While we're still reeling from the emotional gut punch of Roy's death monologue, the enigmatic police officer Gaff (Edward James Olmos) emerges from the steamy shadows to deliver the killing blow. Thematically speaking, of course. In an exchange that takes place in the moments after Roy's demise, Gaff gives Deckard a final assignment and an existential conundrum. Deckard was already looking for a way out of the blade runner business before this assignment. And now, wet and bloodied, he's done for good. Almost. 

Gaff tosses Deckard a gun, a physical reminder that one replicant is still at large: Rachael. The job isn't finished yet. But before we can contemplate what that means for Rachael and Deckard's budding relationship, Gaff turns around. "It's too bad she won't live," he calls out over his shoulder. "But then again, who does?" While there's a chance that Gaff is merely mocking Deckard, his ambiguous presence in the film endows this line with a crunchier interpretation. After all, Gaff has just summarized, succinctly, one of the film's main themes.
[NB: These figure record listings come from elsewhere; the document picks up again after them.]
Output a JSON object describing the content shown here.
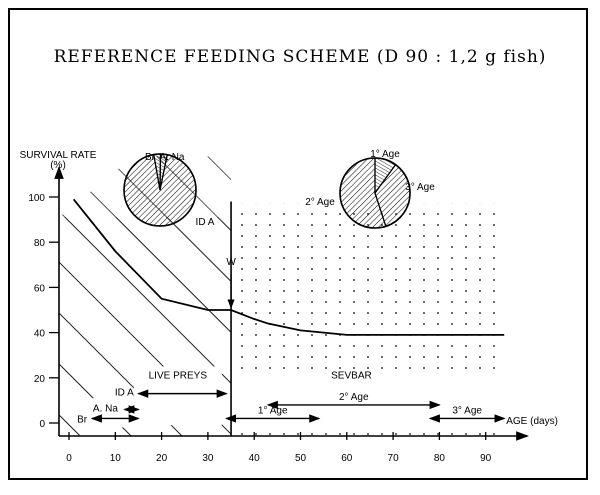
{
  "title": "REFERENCE FEEDING SCHEME (D 90 : 1,2 g fish)",
  "chart_data": {
    "type": "line",
    "title": "REFERENCE FEEDING SCHEME (D 90 : 1,2 g fish)",
    "ylabel": "SURVIVAL RATE",
    "ylabel_unit": "(%)",
    "xlabel": "AGE (days)",
    "xlim": [
      -2,
      96
    ],
    "ylim": [
      -5,
      110
    ],
    "x_ticks": [
      0,
      10,
      20,
      30,
      40,
      50,
      60,
      70,
      80,
      90
    ],
    "y_ticks": [
      0,
      20,
      40,
      60,
      80,
      100
    ],
    "series": [
      {
        "name": "survival",
        "x": [
          1,
          10,
          20,
          30,
          35,
          40,
          43,
          50,
          60,
          94
        ],
        "y": [
          99,
          76,
          55,
          50,
          50,
          46,
          44,
          41,
          39,
          39
        ]
      }
    ],
    "regions": [
      {
        "label": "LIVE PREYS",
        "from": 0,
        "to": 35,
        "pattern": "hatch"
      },
      {
        "label": "SEVBAR",
        "from": 35,
        "to": 94,
        "pattern": "dots"
      }
    ],
    "weaning_marker": {
      "label": "W",
      "x": 35
    },
    "arrows": [
      {
        "label": "Br",
        "from": 5,
        "to": 15,
        "y": 2
      },
      {
        "label": "A. Na",
        "from": 12,
        "to": 15,
        "y": 6
      },
      {
        "label": "ID A",
        "from": 15,
        "to": 34,
        "y": 13
      },
      {
        "label": "1° Age",
        "from": 34,
        "to": 54,
        "y": 2
      },
      {
        "label": "2° Age",
        "from": 43,
        "to": 80,
        "y": 8
      },
      {
        "label": "3° Age",
        "from": 78,
        "to": 94,
        "y": 2
      }
    ],
    "pies": [
      {
        "slices": [
          {
            "label": "Br",
            "value": 3
          },
          {
            "label": "A. Na",
            "value": 3
          },
          {
            "label": "ID A",
            "value": 94
          }
        ]
      },
      {
        "slices": [
          {
            "label": "1° Age",
            "value": 10
          },
          {
            "label": "3° Age",
            "value": 35
          },
          {
            "label": "2° Age",
            "value": 55
          }
        ]
      }
    ]
  }
}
Life is short — for humans and replicants alike. Make it count. Don't be a slave.

Do androids dream of origami unicorns?

After Rachael's first visit to Deckard's apartment, the melancholic blade runner sits at his piano in a half-drunk daze plinking away at the keys. As his gaze drifts into space, he begins to day dream. Or at least, we have to assume he's day dreaming as we share his vision of a bone-white unicorn galloping through a foggy forest. 

At the end of the film, Deckard shepherds Rachael out of his apartment instead of retiring her. When he steps outside, he finds an aluminum origami unicorn on the floor. It's the work of Gaff. On the one hand, the calling card could be no more than that — a physical reminder that the cops have Deckard's number, and his betrayal has not gone unnoticed. On the other hand, the synchronicity between Deckard's dream unicorn and Gaff's origami gift feels uncanny and ominous. Is Gaff pushing Deckard to flee? Does his knowledge of Deckard's dream mean that Deckard is a replicant with implanted memories, just like Rachael? Ultimately, the real meaning behind Deckard's unicorns is left up to our interpretation. (But did anyone else spot the unicorn in J.F. Sebastian's apartment? Surely that can't be a coincidence).